EvilProxy is sold to cyber criminals for $400/month, promising the ability to target Apple, Google, Facebook, Microsoft, Twitter, GitHub, GoDaddy, and PyPI accounts.
A new phishing campaign observed by Proofpoint since March 2023 is using the EvilProxy service to send emails that impersonate popular brands like Adobe, DocuSign, and Concur. If the victim clicks on the embedded link, they go through an open redirection via YouTube or SlickDeals, followed by a series of subsequent redirections that aim to lower the chances of discovery and analysis. Eventually, the victim lands on an EvilProxy phishing page that reverse proxies the Microsoft 365 login page, which also features the victim’s organization theme to appear authentic. “In order to hide the user email from automatic scanning tools, the attackers employed special encoding of the user email, and used legitimate websites that have been hacked, to upload their PHP code to decode the email address of a particular user,” explains Proofpoint. After decoding the email address, the user was forwarded to the final website – the actual phishing page, tailor-made just for that target’s organization.

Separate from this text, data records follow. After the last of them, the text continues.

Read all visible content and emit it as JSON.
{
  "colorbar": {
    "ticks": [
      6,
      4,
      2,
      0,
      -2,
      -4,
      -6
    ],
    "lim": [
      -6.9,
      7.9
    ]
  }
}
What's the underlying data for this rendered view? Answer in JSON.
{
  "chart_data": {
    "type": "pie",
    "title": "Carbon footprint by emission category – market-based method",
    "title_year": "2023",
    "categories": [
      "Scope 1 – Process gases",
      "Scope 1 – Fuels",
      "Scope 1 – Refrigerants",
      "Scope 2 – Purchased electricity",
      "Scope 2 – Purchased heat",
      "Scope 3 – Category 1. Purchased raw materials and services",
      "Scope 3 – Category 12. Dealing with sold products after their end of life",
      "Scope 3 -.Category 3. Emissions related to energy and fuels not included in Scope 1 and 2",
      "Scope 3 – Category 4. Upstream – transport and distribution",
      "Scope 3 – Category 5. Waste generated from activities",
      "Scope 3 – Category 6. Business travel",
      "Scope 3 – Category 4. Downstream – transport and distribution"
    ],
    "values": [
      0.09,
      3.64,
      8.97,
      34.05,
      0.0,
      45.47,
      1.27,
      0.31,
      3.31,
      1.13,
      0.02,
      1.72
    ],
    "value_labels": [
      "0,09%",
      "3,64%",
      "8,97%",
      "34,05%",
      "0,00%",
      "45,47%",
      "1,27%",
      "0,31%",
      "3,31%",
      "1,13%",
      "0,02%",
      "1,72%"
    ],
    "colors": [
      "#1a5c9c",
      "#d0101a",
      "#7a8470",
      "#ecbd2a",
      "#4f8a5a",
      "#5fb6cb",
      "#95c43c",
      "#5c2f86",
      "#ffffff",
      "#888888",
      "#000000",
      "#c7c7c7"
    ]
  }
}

Once a Microsoft 365 account is compromised, the threat actors add their own multi-factor authentication method (via Authenticator App with Notification and Code) to establish persistence. Reverse proxy phishing kits, and EvilProxy in particular, are a growing threat capable of delivering high-quality phishing at dangerous scales while bypassing security measures and account protections.
Organizations can only defend against this threat through higher security awareness, stricter email filtering rules, and adopting FIDO-based physical keys.